Le Parquet national financier a réclamé lundi à Paris des peines de quatre et cinq ans de prison contre Khaled et Ahmed Saleh, deux fils de l'ancien président du Yémen Ali Abdallah Saleh soupçonnés d'avoir investi en France dans de luxueux biens immobiliers, l'argent détourné par leur père.
Un mandat d'arrêt contre les deux héritiers, actuellement à Dubaï, aux Émirats arabes unis, a également été demandé, ainsi que la confiscation des appartements acquis dans le triangle d'or parisien et de plusieurs millions d'euros saisis sur des comptes.
Chargé de la gestion des avoirs en France, Mohamed A., considéré comme «l'investisseur financier» et «le conseiller» d'Ahmed Saleh, voit une peine de trois ans de prison avec incarcération immédiate requise à son encontre.
Une peine de deux ans avec sursis, assortie d'une amende de 50 000 euros, a enfin été demandée contre la «directrice des opérations», Chainez C., ainsi qu'une interdiction d'exercer dans l'immobilier.

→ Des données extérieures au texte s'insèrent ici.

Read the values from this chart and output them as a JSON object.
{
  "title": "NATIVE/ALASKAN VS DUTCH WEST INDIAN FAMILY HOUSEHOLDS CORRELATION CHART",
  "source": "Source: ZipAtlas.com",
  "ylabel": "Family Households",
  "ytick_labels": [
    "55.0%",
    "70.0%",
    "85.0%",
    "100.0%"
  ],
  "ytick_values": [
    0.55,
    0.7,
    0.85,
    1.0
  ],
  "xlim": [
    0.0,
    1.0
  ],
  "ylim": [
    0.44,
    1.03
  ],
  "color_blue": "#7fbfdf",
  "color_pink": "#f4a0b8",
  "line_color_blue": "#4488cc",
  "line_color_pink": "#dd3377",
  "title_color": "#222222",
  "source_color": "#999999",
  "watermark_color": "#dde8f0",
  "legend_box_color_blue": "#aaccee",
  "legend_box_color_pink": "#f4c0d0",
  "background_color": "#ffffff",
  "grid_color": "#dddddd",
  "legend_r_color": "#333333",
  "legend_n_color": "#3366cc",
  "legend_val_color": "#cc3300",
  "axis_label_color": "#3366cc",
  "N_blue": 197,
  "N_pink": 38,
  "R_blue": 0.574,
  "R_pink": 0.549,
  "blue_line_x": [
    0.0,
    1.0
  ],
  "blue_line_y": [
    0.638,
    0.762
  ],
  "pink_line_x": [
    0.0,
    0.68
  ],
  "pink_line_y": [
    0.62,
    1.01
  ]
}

L'ancien président Ali Abdallah Saleh, chassé du pouvoir après 33 ans au pouvoir, était «l'un des hommes les plus riches du monde», a rappelé l'un des procureurs, citant le rapport d'un groupe d'experts de l'ONU sur le Yémen, qui a estimé sa fortune entre 32 et 60 milliards de dollars.
De «l'argent sale», blanchi dans une vingtaine de pays, issu de pratiques de corruption «systémiques» et de détournement de fonds publics, ont-ils ajouté, au détriment du développement économique et social du Yémen, l'un des pays les plus pauvres du monde.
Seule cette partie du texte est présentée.